Yates in Atlanta for a day

Kirby Yates threw a scoreless inning for Double-A Mississippi on Friday. He allowed two hits but struck out two batters.

He was back in Atlanta on Saturday. This is not a setback, though.

Yates is expected to pitch again Sunday for the Braves’ Double-A affiliate.

“I think everything went well,” Snitker said. “He said he just feels rusty is all, which is normal. ... All the reports are really good. Just get him back out there consistently.”

He is working to return from his second Tommy John surgery.

Hard-throwing opponents

On Friday, Angels two-way superstar Shohei Ohtani threw four pitches that touched triple digits and seven that reached at least 99 mph.

He’s the latest flamethrower to face the Braves.
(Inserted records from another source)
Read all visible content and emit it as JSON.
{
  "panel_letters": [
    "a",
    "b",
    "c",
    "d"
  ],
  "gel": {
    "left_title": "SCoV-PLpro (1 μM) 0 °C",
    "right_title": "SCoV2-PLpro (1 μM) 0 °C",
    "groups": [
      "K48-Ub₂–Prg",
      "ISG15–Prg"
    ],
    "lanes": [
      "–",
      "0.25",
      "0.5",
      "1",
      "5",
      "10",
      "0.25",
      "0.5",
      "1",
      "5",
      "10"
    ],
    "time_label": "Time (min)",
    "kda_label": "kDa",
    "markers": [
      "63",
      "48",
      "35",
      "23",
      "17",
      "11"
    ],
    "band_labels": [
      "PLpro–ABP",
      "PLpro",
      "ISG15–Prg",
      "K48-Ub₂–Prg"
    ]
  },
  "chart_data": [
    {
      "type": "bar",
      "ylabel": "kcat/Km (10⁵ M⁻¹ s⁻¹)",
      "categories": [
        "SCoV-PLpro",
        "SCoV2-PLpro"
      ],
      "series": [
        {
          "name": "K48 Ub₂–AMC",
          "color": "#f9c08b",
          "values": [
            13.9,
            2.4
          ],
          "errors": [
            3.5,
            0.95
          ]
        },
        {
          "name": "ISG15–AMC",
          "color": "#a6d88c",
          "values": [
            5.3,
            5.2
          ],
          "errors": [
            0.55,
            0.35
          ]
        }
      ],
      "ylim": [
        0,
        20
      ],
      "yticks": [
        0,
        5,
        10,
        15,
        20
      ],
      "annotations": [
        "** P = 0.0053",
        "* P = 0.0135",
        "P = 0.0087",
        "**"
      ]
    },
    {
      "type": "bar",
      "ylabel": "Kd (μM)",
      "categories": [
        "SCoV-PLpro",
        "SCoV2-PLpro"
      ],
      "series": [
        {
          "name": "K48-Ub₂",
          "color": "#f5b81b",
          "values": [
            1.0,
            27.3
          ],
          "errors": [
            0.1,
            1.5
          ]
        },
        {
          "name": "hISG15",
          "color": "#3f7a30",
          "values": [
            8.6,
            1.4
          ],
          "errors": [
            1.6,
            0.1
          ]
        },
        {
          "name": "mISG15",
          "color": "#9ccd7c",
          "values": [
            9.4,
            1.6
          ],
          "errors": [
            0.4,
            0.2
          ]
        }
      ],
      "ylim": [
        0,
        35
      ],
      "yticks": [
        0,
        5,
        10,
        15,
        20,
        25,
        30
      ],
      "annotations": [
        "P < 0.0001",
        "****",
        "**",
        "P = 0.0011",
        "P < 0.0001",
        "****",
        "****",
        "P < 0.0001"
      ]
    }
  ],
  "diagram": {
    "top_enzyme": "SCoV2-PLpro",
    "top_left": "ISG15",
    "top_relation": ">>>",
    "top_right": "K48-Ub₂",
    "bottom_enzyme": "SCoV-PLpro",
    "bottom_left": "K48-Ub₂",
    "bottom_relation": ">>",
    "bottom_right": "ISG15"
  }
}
Entering Saturday, the Braves had seen 217 pitches at 99 mph or above this season. That’s the most in the majors.

The Braves have seen 91 pitches that have reached triple digits, the second most in MLB. Only the Dodgers (112) have had more thrown to them.

The Braves are slugging .508 against all fastballs this season, which leads the majors. Their 91.9 mph average exit velocity against fastballs is the top mark in the sport.